B) I really really really hate stepping on the things.

C) It's cheaper

D) Did I mention how much I hate stepping on the things?

But I know folks who sell custom-painted minis for hundreds of dollars. I know folks who have hundreds of dollars worth of custom minis in their collection.

Can your friend make a profit on this? I don't know his expenses. I don't know his quality. But it is not inconceivable.
 

I generally try to match my mini to my PC, and have even been inspired to build a PC based on a mini. I don't mod any of mine, though.
This is me, but maybe more so.

In our "Age of Worms" game, I almost didn't take and use a +5 mithral breastplate (as opposed to the +4 mithral chain shirt I had) because it doesn't match my professionally repainted half-ogre mini (or my Storn Cook character portrait). That's pretty geeky, right?
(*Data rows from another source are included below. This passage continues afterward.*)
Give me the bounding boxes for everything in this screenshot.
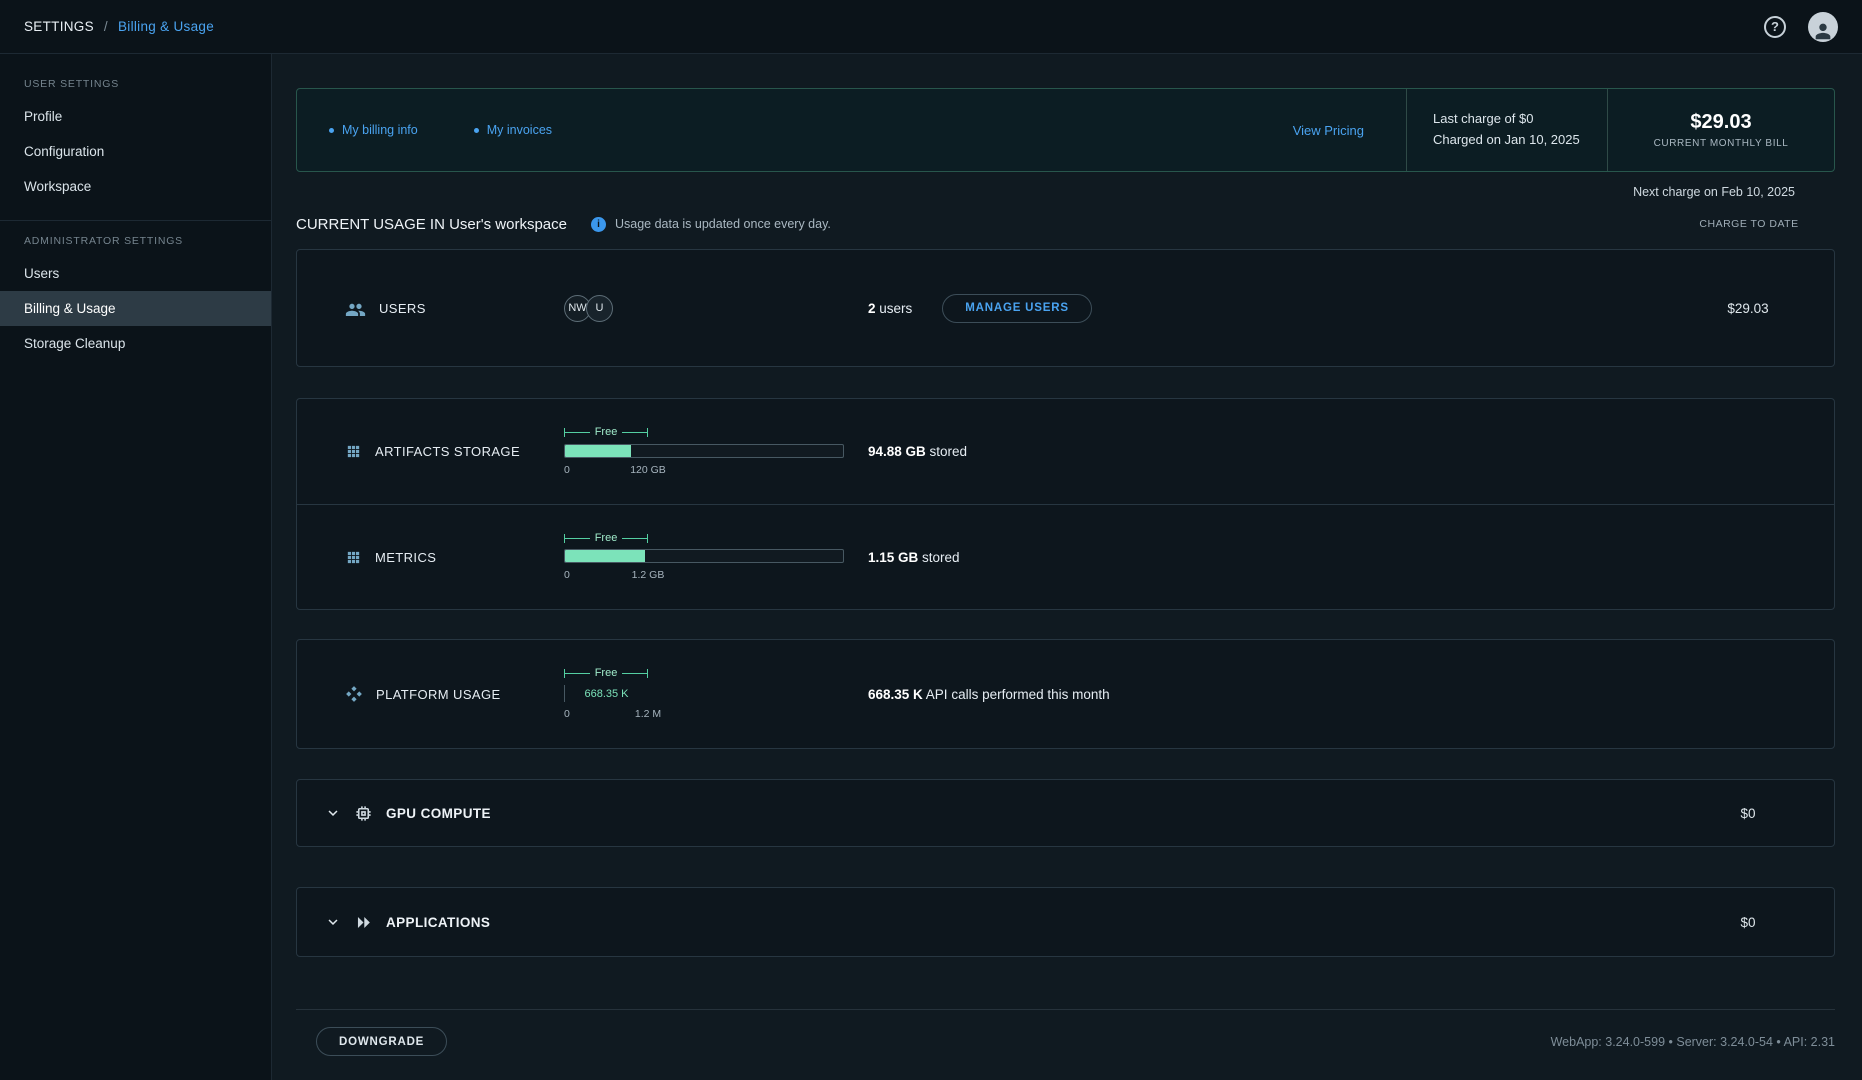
users-card: USERS NW U 2 users MANAGE USERS $29.03 [296,249,1835,367]
platform-usage-row: PLATFORM USAGE Free 668.35 K 0 1.2 M 668… [297,640,1834,748]
users-label-cell: USERS [345,301,564,316]
avatar-group: NW U [564,295,868,322]
usage-header: CURRENT USAGE IN User's workspace i Usag… [296,213,1835,235]
sidebar-item-profile[interactable]: Profile [0,99,271,134]
users-row: USERS NW U 2 users MANAGE USERS $29.03 [297,250,1834,366]
free-tier-bracket: Free [564,532,648,544]
avatar[interactable]: U [586,295,613,322]
chevron-down-icon[interactable] [324,913,342,931]
bullet-icon [329,128,334,133]
artifacts-value-cell: 94.88 GB stored [868,444,1668,459]
users-avatars-cell: NW U [564,295,868,322]
chevron-down-icon[interactable] [324,804,342,822]
current-monthly-bill: $29.03 CURRENT MONTHLY BILL [1608,111,1834,149]
topbar: SETTINGS / Billing & Usage ? [0,0,1862,54]
sidebar-section-divider: ADMINISTRATOR SETTINGS Users Billing & U… [0,220,271,361]
settings-sidebar: USER SETTINGS Profile Configuration Work… [0,54,272,1080]
view-pricing-link[interactable]: View Pricing [1293,123,1406,138]
metrics-label: METRICS [375,550,436,565]
breadcrumb-current-page: Billing & Usage [118,19,214,34]
last-charge-info: Last charge of $0 Charged on Jan 10, 202… [1407,109,1607,151]
sidebar-item-configuration[interactable]: Configuration [0,134,271,169]
downgrade-button[interactable]: DOWNGRADE [316,1027,447,1056]
breadcrumb-settings[interactable]: SETTINGS [24,19,94,34]
gpu-compute-label: GPU COMPUTE [386,806,491,821]
sidebar-section-user-settings: USER SETTINGS [0,64,271,99]
chip-icon [354,804,373,823]
last-charge-date: Charged on Jan 10, 2025 [1433,130,1581,151]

To answer the more general question, I think minis are extremely important to use. We think of the battlemat or map, and minis, as a miniaturization of the environment, so we like things to match as closely as reasonably possible. Since I own somewhere around 3000 minis, we don't have to proxy a whole lot.

(There are weird holes in the DDM line, though. Making a BBEG lately, I realized there are no mace- or morningstar-wielding evil female clerics. Most of these holes are PC-type minis.)
 

I don't use minatures. I use Fiery Dragon's counters or make some cropping picures and printing them out on paper. Very inexpensive.